The Democrats have deep concerns about the closing-off of the mature age and partner allowances. This will impose JobSearch activities on groups of Australians who, frankly, really have the probably the lowest chance of actually finding employment. So often, for those in mature age and partner categories who have been out of the work force for a very long-time, if they want work they will look for work. There is plenty of evidence to show that people in those categories want to work rather than not participate in the labour force. As the ABS showed in its statistics on labour force participation earlier this week, it is quite clear that so many people drop out of the work force because they have been told time and time again that they are too old for the job. It has been quite clearly shown through the Job Network and the Productivity Commission that the government is not providing sufficient assistance to the mature aged to get back into work. Whilst there have been some attempts to improve this in recent months, the situation for mature age workers is simply not good enough in terms of ensuring that there are jobs available for them.

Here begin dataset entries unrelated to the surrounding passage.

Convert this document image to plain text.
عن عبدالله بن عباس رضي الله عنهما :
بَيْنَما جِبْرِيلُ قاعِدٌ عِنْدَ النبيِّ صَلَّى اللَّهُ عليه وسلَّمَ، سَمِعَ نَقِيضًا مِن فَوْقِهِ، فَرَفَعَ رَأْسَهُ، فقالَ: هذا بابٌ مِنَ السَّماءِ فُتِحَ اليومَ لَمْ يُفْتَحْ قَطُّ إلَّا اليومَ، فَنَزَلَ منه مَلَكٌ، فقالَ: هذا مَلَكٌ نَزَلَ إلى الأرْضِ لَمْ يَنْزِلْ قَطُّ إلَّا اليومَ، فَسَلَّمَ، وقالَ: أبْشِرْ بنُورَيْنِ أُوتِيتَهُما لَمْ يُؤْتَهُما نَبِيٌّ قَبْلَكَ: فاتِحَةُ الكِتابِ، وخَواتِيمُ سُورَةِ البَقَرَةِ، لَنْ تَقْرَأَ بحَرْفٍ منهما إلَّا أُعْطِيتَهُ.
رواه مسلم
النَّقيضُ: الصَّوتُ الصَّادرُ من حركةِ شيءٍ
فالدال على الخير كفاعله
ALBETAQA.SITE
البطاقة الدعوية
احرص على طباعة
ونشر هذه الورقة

I should note in passing that in Queensland the Beattie government has initiated a community jobs program directed at the mature aged in particular. That scheme has a very high success rate of easing the mature aged back into employment by at least giving them a real job for a period of time. It works far better than Work for the Dole, with a 90 per cent placement rate as opposed to about a 35 per cent placement rate on Work for the Dole. It highlights that if you offer real work opportunities doing real community work and real training opportunities then it will be recognised by employers in a way that participation in Work for the Dole clearly is not being recognised.

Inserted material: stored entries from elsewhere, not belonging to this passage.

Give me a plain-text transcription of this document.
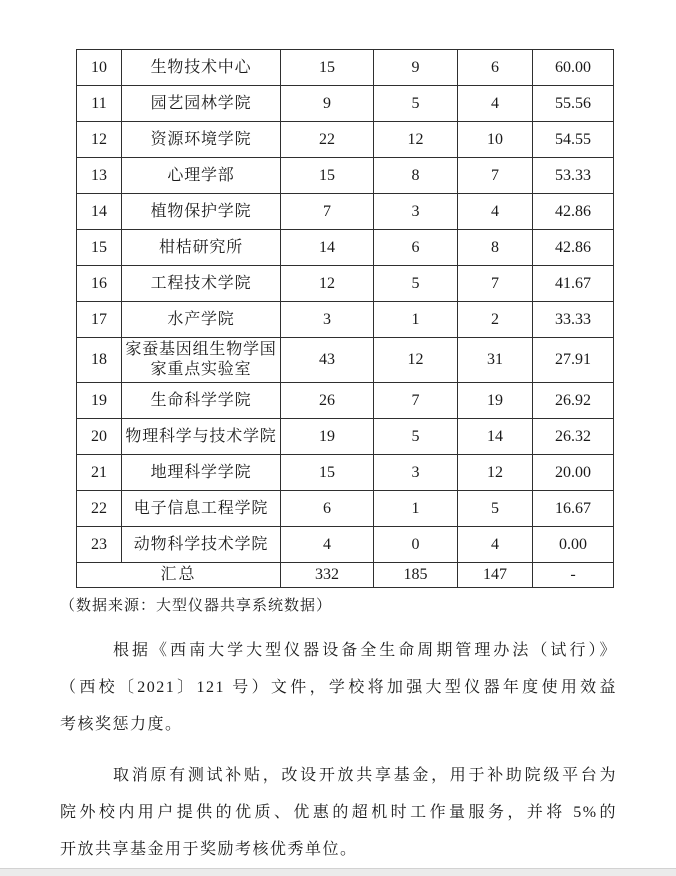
10	生物技术中心	15	9	6	60.00
11	园艺园林学院	9	5	4	55.56
12	资源环境学院	22	12	10	54.55
13	心理学部	15	8	7	53.33
14	植物保护学院	7	3	4	42.86
15	柑桔研究所	14	6	8	42.86
16	工程技术学院	12	5	7	41.67
17	水产学院	3	1	2	33.33
18	家蚕基因组生物学国家重点实验室	43	12	31	27.91
19	生命科学学院	26	7	19	26.92
20	物理科学与技术学院	19	5	14	26.32
21	地理科学学院	15	3	12	20.00
22	电子信息工程学院	6	1	5	16.67
23	动物科学技术学院	4	0	4	0.00
汇总		332	185	147	-
（数据来源：大型仪器共享系统数据）
根据《西南大学大型仪器设备全生命周期管理办法（试行）》
（西校〔2021〕121 号）文件，学校将加强大型仪器年度使用效益
考核奖惩力度。
取消原有测试补贴，改设开放共享基金，用于补助院级平台为
院外校内用户提供的优质、优惠的超机时工作量服务，并将 5%的
开放共享基金用于奖励考核优秀单位。
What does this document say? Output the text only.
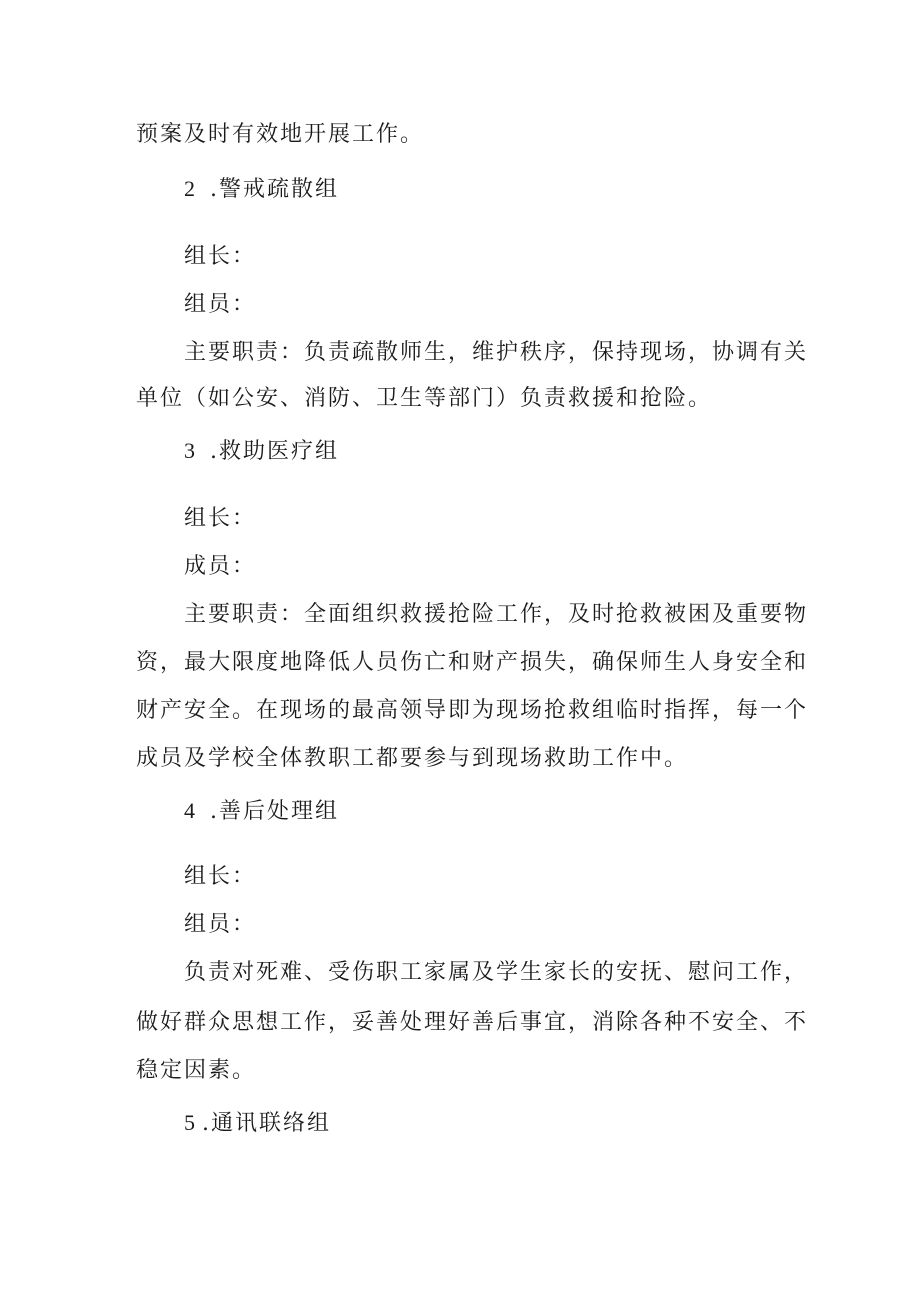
预案及时有效地开展工作。
2 .警戒疏散组
组长：
组员：
主要职责：负责疏散师生，维护秩序，保持现场，协调有关
单位（如公安、消防、卫生等部门）负责救援和抢险。
3 .救助医疗组
组长：
成员：
主要职责：全面组织救援抢险工作，及时抢救被困及重要物
资，最大限度地降低人员伤亡和财产损失，确保师生人身安全和
财产安全。在现场的最高领导即为现场抢救组临时指挥，每一个
成员及学校全体教职工都要参与到现场救助工作中。
4 .善后处理组
组长：
组员：
负责对死难、受伤职工家属及学生家长的安抚、慰问工作，
做好群众思想工作，妥善处理好善后事宜，消除各种不安全、不
稳定因素。
5 .通讯联络组
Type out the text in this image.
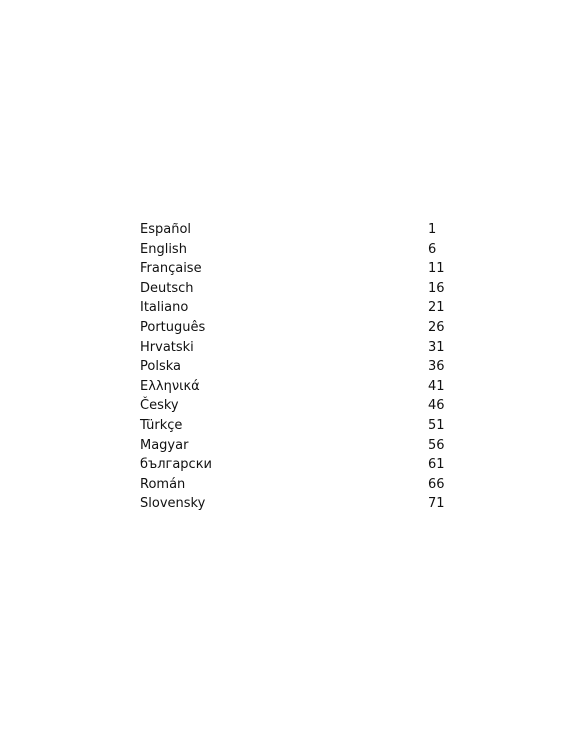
Español	1
English	6
Française	11
Deutsch	16
Italiano	21
Português	26
Hrvatski	31
Polska	36
Ελληνικά	41
Česky	46
Türkçe	51
Magyar	56
български	61
Román	66
Slovensky	71
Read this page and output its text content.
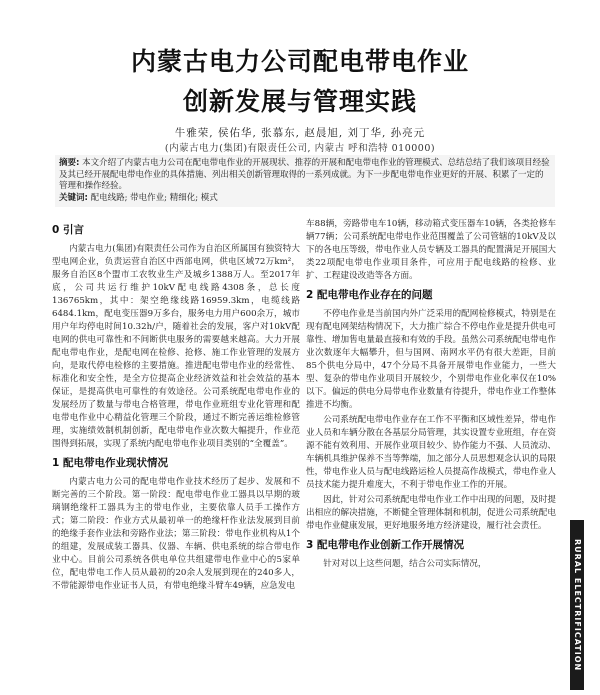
内蒙古电力公司配电带电作业
创新发展与管理实践
牛雅荣, 侯佑华, 张慕东, 赵晨旭, 刘丁华, 孙亮元
(内蒙古电力(集团)有限责任公司, 内蒙古 呼和浩特 010000)
摘要: 本文介绍了内蒙古电力公司在配电带电作业的开展现状、推荐的开展和配电带电作业的管理模式、总结总结了我们该项目经验及其已经开展配电带电作业的具体措施、列出相关创新管理取得的一系列成就。为下一步配电带电作业更好的开展、积累了一定的管理和操作经验。
关键词: 配电线路; 带电作业; 精细化; 模式
0 引言

内蒙古电力(集团)有限责任公司作为自治区所属国有独资特大型电网企业，负责运营自治区中西部电网，供电区域72万km²，服务自治区8个盟市工农牧业生产及城乡1388万人。至2017年底，公司共运行维护10kV配电线路4308条，总长度136765km，其中：架空绝缘线路16959.3km，电缆线路6484.1km，配电变压器9万多台，服务电力用户600余万，城市用户年均停电时间10.32h/户，随着社会的发展，客户对10kV配电网的供电可靠性和不间断供电服务的需要越来越高。大力开展配电带电作业，是配电网在检修、抢修、施工作业管理的发展方向，是取代停电检修的主要措施。推进配电带电作业的经常性、标准化和安全性，是全方位提高企业经济效益和社会效益的基本保证，是提高供电可靠性的有效途径。公司系统配电带电作业的发展经历了数量与带电合格管理，带电作业班组专业化管理和配电带电作业中心精益化管理三个阶段，通过不断完善运维检修管理，实施绩效制机制创新，配电带电作业次数大幅提升，作业范围得到拓展，实现了系统内配电带电作业项目类别的“全覆盖”。

1 配电带电作业现状情况

内蒙古电力公司的配电带电作业技术经历了起步、发展和不断完善的三个阶段。第一阶段：配电带电作业工器具以早期的玻璃钢绝缘杆工器具为主的带电作业，主要依靠人员手工操作方式；第二阶段：作业方式从最初单一的绝缘杆作业法发展到目前的绝缘手套作业法和旁路作业法；第三阶段：带电作业机构从1个的组建，发展成装工器具、仪器、车辆、供电系统的综合带电作业中心。目前公司系统各供电单位共组建带电作业中心的5家单位，配电带电工作人员从最初的20余人发展到现在的240多人，不带能源带电作业证书人员，有带电绝缘斗臂车49辆，应急发电

车88辆，旁路带电车10辆，移动箱式变压器车10辆，各类抢修车辆77辆；公司系统配电带电作业范围覆盖了公司管辖的10kV及以下的各电压等级，带电作业人员专辆及工器具的配置满足开展国大类22项配电带电作业项目条件，可应用于配电线路的检修、业扩、工程建设改造等各方面。

2 配电带电作业存在的问题

不停电作业是当前国内外广泛采用的配网检修模式，特别是在现有配电网架结构情况下，大力推广综合不停电作业是提升供电可靠性、增加售电量最直接和有效的手段。虽然公司系统配电带电作业次数逐年大幅攀升，但与国网、南网水平仍有很大差距，目前85个供电分局中，47个分局不具备开展带电作业能力，一些大型、复杂的带电作业项目开展较少，个别带电作业化率仅在10%以下。偏远的供电分局带电作业数量有待提升，带电作业工作整体推进不均衡。

公司系统配电带电作业存在工作不平衡和区域性差异，带电作业人员和车辆分散在各基层分局管理，其实设置专业班组，存在资源不能有效利用、开展作业项目较少、协作能力不强、人员流动、车辆机具维护保养不当等弊端，加之部分人员思想观念认识的局限性，带电作业人员与配电线路运检人员提高作战模式，带电作业人员技术能力提升难度大，不利于带电作业工作的开展。

因此，针对公司系统配电带电作业工作中出现的问题，及时提出相应的解决措施，不断健全管理体制和机制，促进公司系统配电带电作业健康发展，更好地服务地方经济建设，履行社会责任。

3 配电带电作业创新工作开展情况

针对对以上这些问题，结合公司实际情况，	RURAL ELECTRIFICATION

The changes to the breaching regime in this bill are obviously providing different rules for parents and mature age workers. The Democrats believe that this is the first acknowledgment that we have seen from the government that the breaching regime that is in place is simply not satisfactory in terms of the unfairness that it is causing. I particularly welcome the second reading amendment moved by Senator Bishop, which draws attention to the failings and unfairness of the government's breaching regime and its failure to ensure that the full recommendations of the Pearce inquiry have been implemented. I would encourage the Labor Party to turn that second reading amendment into formal amendments at the committee stage. Certainly, the Democrats would support amendments reflecting the Pearce inquiry being moved and becoming part of the act, because we believe that that provides a better basis on which the breaching regime can finally be reformed.

In conclusion, this bill contains some things which are good and welcome and a lot of things which simply are very harsh and unfair. It is picking the eyes out of McClure and leaving so much of what is important in McClure and the regional welfare reform blueprint in the too-hard basket. Most of what McClure recommended in terms of the government's side of mutual obligation has not been delivered. The programs and support which are needed to ensure that people can participate effectively in the work force have not been delivered or have been delivered only partially or ineffectively. These things need to be reviewed by this government if welfare reform is to proceed in a form that delivers social inclusion and better economic opportunities.